[MD] The Trouble With Wilber
Arlo Bensinger
ajb102 at psu.edu
Mon Jun 18 14:31:25 PDT 2007
[Krimel]
You are my hero, Arlo. Such incredible patience! Over the years I
have watched you wade through this crap tirelessly. I have always had
this Pollyanna belief that people are not really stupid they just
need to have things explained better or maybe they just have not been
presented with the right information.
[Arlo]
Well, I don't know about being patient. You should see me banging my
head against the computer sometimes. Luckily, I don't have to deal
with the deceptive and distortive rhetoric of xenophobic wing-nuts
often. In fact, only here really.
The whole "bash the Academy" crowd, which pretty much defines
right-wing politics, uses the same rhetoric generation in and
generation out. They labeled Pirsig a "radical professor" fifty years
ago, and still use that tired phrase with each new round of nonsense.

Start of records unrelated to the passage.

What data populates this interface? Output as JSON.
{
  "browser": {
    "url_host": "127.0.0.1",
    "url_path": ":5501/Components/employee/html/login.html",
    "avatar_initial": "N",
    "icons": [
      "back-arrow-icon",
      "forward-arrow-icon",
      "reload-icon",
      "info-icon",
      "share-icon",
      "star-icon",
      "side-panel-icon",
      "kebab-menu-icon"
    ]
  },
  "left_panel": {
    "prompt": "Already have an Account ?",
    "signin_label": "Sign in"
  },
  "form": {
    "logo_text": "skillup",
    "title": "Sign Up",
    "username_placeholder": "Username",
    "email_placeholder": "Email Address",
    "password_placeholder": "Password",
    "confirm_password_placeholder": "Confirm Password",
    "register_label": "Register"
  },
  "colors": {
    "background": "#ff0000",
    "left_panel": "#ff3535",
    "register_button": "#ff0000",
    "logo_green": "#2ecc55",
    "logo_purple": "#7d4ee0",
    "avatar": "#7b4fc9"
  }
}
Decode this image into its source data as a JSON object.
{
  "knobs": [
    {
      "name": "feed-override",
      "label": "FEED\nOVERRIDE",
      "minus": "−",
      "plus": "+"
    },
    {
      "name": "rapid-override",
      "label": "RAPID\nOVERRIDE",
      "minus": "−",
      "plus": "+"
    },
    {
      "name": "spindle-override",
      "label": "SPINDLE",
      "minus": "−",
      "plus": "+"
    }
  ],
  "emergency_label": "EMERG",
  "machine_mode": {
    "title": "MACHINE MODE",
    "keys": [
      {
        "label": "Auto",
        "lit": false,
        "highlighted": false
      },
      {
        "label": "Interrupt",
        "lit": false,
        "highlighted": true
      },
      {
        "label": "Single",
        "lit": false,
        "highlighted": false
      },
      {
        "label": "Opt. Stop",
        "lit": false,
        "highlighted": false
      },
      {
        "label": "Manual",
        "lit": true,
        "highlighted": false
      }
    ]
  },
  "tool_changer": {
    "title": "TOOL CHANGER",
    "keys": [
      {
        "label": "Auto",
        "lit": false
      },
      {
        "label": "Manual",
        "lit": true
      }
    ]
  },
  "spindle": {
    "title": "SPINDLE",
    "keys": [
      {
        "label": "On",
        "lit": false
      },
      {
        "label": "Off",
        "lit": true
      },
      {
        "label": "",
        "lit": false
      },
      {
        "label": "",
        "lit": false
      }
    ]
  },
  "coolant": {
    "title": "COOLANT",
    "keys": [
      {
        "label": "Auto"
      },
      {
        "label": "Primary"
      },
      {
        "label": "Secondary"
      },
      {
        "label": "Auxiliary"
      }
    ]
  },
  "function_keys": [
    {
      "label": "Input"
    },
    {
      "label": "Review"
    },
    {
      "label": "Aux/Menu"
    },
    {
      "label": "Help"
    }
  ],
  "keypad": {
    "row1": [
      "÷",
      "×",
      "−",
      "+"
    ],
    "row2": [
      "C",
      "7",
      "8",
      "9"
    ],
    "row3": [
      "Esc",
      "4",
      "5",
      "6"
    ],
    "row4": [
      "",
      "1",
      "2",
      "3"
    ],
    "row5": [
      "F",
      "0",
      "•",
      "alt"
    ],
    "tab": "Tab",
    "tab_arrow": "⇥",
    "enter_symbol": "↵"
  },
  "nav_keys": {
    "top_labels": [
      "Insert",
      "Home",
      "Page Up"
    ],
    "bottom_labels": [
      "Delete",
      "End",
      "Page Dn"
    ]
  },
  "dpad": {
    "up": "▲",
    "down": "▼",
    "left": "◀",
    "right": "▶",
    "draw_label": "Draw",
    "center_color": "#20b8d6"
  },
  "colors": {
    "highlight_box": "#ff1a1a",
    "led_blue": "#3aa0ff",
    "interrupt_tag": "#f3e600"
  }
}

"Dumbing down our schools" is just another old, worn-out cliche, and
every time you hear it you are justified to roll your eyes and tread
with caution. More often than not, it is used to masquerade attacks
against non-white, non-European cultural information. Its the damned
liberals and foreigners who are ruining the country, destroying the
schools, blah blah blah.
Now, this is not to say "everything is fine". There are problems in
the current system that should be addressed. As I said, I think the
fundamental is deriving from our lack of true comprehension as to why
we are publically educating in the first place. I've spoken to many
people over the years, in and out of the Academy, and the most common
answer I get is "because its the right thing to do". Okay, but WHY?
What are our purposes?
If our goal is an informed citizenry for voting, then we should
certainly foreground history (American and World), political theory
and economics. But why fund art, music and vocational tracks then?
Why fund "literature"? Why fund "math"? If our goal is to meet the
demands of labor, why fund (again) literature and art? Why not turn
all public education into vocational learning? Most likely, education
serves a mixed goal set. And it should. In a complex society, the
outcomes of a public education are broad; vocational as well as
informed citizenry. But how do we determine who gets what and when?
How do we integrate "what" with something meaningful? Why should
Janey find reading "Catcher in the Rye" valuable? Why should Johnny
find learning long division valuable? Because it will "get them good
jobs"? Make them "better people"? I have this conversation with my
daughter all the time.
On a closing note, David Granger recommended a book to me a while
back that I am just now opening up and starting. "The manufactured
crisis : myths, fraud, and the attack on America's public schools" by
David Berliner. It looks like a good read. You may want to check it
out (I know we all have book lists that are impossibly long).